Is It a Toxic Relationship or a Sign of Depression?
Toxic relationships have many faces, as does depression. Both situations can wind up making you, the victim, feel like you are not worth much more than dirt. If you find yourself suffering from low levels of energy, a lack of enthusiasm, and a dread of doing anything but rolling yourself up in a blanket and laying on the couch all day, you need to ask yourself whether this is depression or the result of a toxic relationship.
Defining the disorders
The side effects of toxic relationships and depression are remarkably similar. You lose a sense of who you are and what you want. The defining difference between the two is that depression is caused by something from inside, whereas a toxic relationship is an exterior poison you are absorbing continuously.
By definition, a toxic relationship is when one person displays behaviors that are emotionally and physically damaging to the victimized partner.

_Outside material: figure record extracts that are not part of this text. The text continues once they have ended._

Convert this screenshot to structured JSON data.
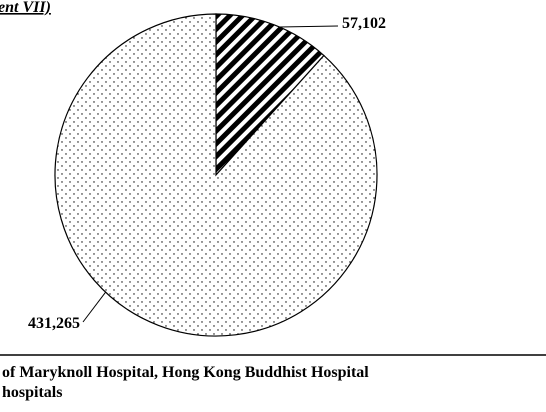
{
  "chart_data": {
    "type": "pie",
    "title": "ent VII)",
    "categories": [
      null,
      null
    ],
    "values": [
      57102,
      431265
    ],
    "value_labels": [
      "57,102",
      "431,265"
    ],
    "notes": [
      "of Maryknoll Hospital, Hong Kong Buddhist Hospital",
      "hospitals"
    ]
  }
}
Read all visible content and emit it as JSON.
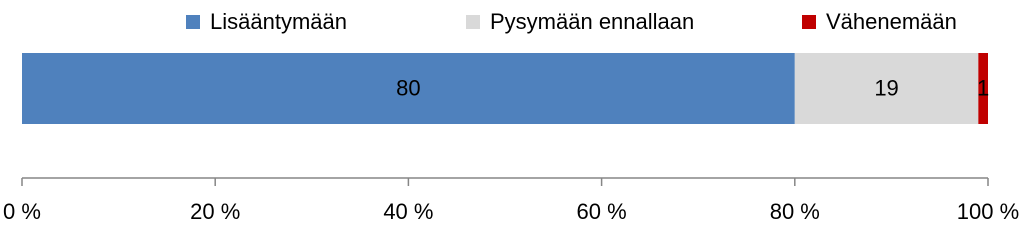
{
  "chart_data": {
    "type": "stacked-bar-horizontal",
    "series": [
      {
        "name": "Lisääntymään",
        "color": "#4f81bd",
        "values": [
          80
        ]
      },
      {
        "name": "Pysymään ennallaan",
        "color": "#d9d9d9",
        "values": [
          19
        ]
      },
      {
        "name": "Vähenemään",
        "color": "#c00000",
        "values": [
          1
        ]
      }
    ],
    "xlim": [
      0,
      100
    ],
    "xticks": [
      {
        "value": 0,
        "label": "0 %"
      },
      {
        "value": 20,
        "label": "20 %"
      },
      {
        "value": 40,
        "label": "40 %"
      },
      {
        "value": 60,
        "label": "60 %"
      },
      {
        "value": 80,
        "label": "80 %"
      },
      {
        "value": 100,
        "label": "100 %"
      }
    ],
    "legend": "top"
  }
}
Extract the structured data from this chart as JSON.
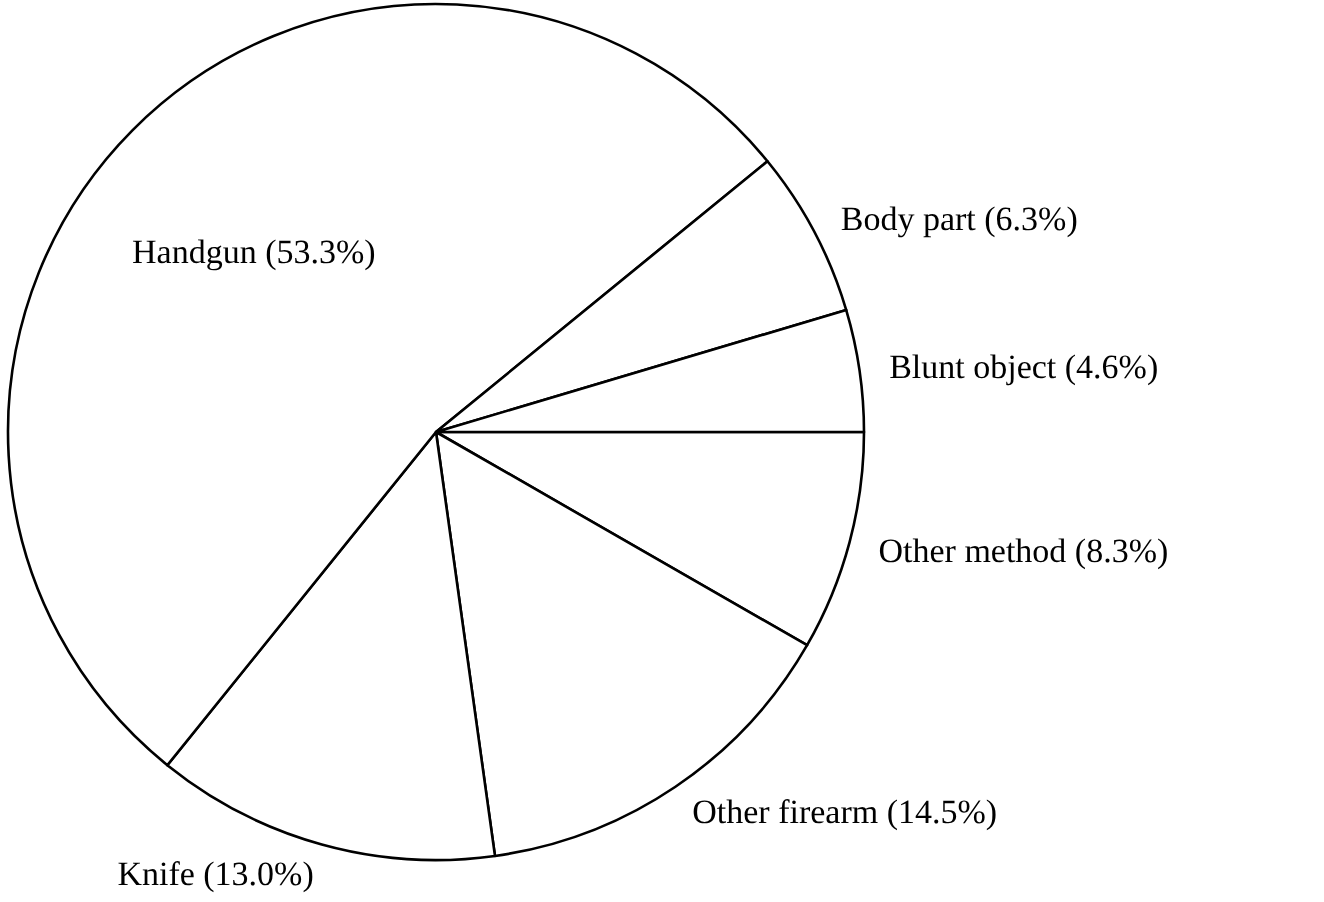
{
  "chart_data": {
    "type": "pie",
    "categories": [
      "Other method",
      "Other firearm",
      "Knife",
      "Handgun",
      "Body part",
      "Blunt object"
    ],
    "values": [
      8.3,
      14.5,
      13.0,
      53.3,
      6.3,
      4.6
    ],
    "value_labels": [
      "(8.3%)",
      "(14.5%)",
      "(13.0%)",
      "(53.3%)",
      "(6.3%)",
      "(4.6%)"
    ],
    "colors": [
      "#ffffff",
      "#ffffff",
      "#ffffff",
      "#ffffff",
      "#ffffff",
      "#ffffff"
    ]
  }
}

As for depression, the Mayo Clinic defines it as “a mood disorder that causes a persistent feeling of sadness or loss of interest.”
Symptoms and side effects
Now, you can see above that both play on emotions. Here is a comparison of how toxic relationships and depression affect you (similar effects have been italicized):
- Feeling frightened, nervous, or anxious around someone
- You feel nauseous, are getting ulcers, lightheadedness, chest pains, or rashes (or a mix of all of these)
- You bicker with one person (perhaps your partner) all the time
- You are misunderstood
- You cannot communicate with the individual who may be the source of the poison
- The individual in question is domineering
- Everything is overdramatic
- The other individual gaslights, or makes you question the validity of your own statements by using diversion tactics
- They put up walls to keep you from communicating
- You start regretting your time with them. Also, you feel like, “I didn’t sign up for this.”
- Loss of interest in the relationship
The biggest thing to remember is that, in a toxic relationship, someone is being abusive – sometimes inadvertently.
- Sadness, emptiness, hopelessness
- Outbursts, irritability, and frustration
- Trouble with concentrating and making decisions
- Unexplained physical ailments like a backache, stomachache, and ulcers
- Loss of interest in things that used to be of importance to you
- Sleep disturbances
- Feelings of worthlessness or guilt; will often blame yourself for problems that were not or are not your fault
- Changes in appetite
- Anxiety, agitation, and restlessness
- Slowed thinking, speaking, and gesticulations
- Frequent thoughts of suicide, death, or even suicide attempts (adapted from the Mayo Clinic website)
Regardless of whether or not you are around someone else and still feel hopeless and lifeless, you might be experiencing both. The frightening reality is that some of us cannot extract ourselves from the toxic relationship that is making us depressed. There are instances when the detrimental person is not a significant other but a parent, family member, or a friend.
Pair the love and history you have with this person with the guilt that depression tends to incubate. The situation becomes anguishing. How do you discuss things with this person when they treat you the way they do? How do you circumvent your own feelings of worthlessness? Will they understand your point-of-view when they’re been so short-sighted about their own faults this entire time?
When I realized I was in a toxic relationship with a couple people in my life, I also connected some parallels to the manic depression that had smeared the watercolor rainbows of my life with charcoal.
I extricated myself from the situation to see if my mood would change, and it did. Unfortunately, me saying, “Get to the chopper! Now!” won’t do many people in this kind of scenario any good. But I can say this:
You don’t have to tolerate a life you didn’t sign up for
First, whether it’s one individual or a group of people hurting you, talking to them might not do much good. So try something else: Go on vacation away from these individuals that might be spoiling your world. Stay at another friend’s house for a few days.
Sign yourself up for volunteer services in another country. It might sound a bit extreme, but nothing clears the mind like getting away from the wet sheet of toxicity and depression. From there, you will know what is truly going on.
Toxic relationships and depression have much in common. One issue stems from dealing with an abusive individual. The other is spawned from your mental state. Neither problem mitigates the other.
In fact, it is like pouring oil on a fire. Once you have determined what’s making you feel horrible, fix the issue or rid yourself of it. Otherwise, the toxic relationship and depression will sap your soul.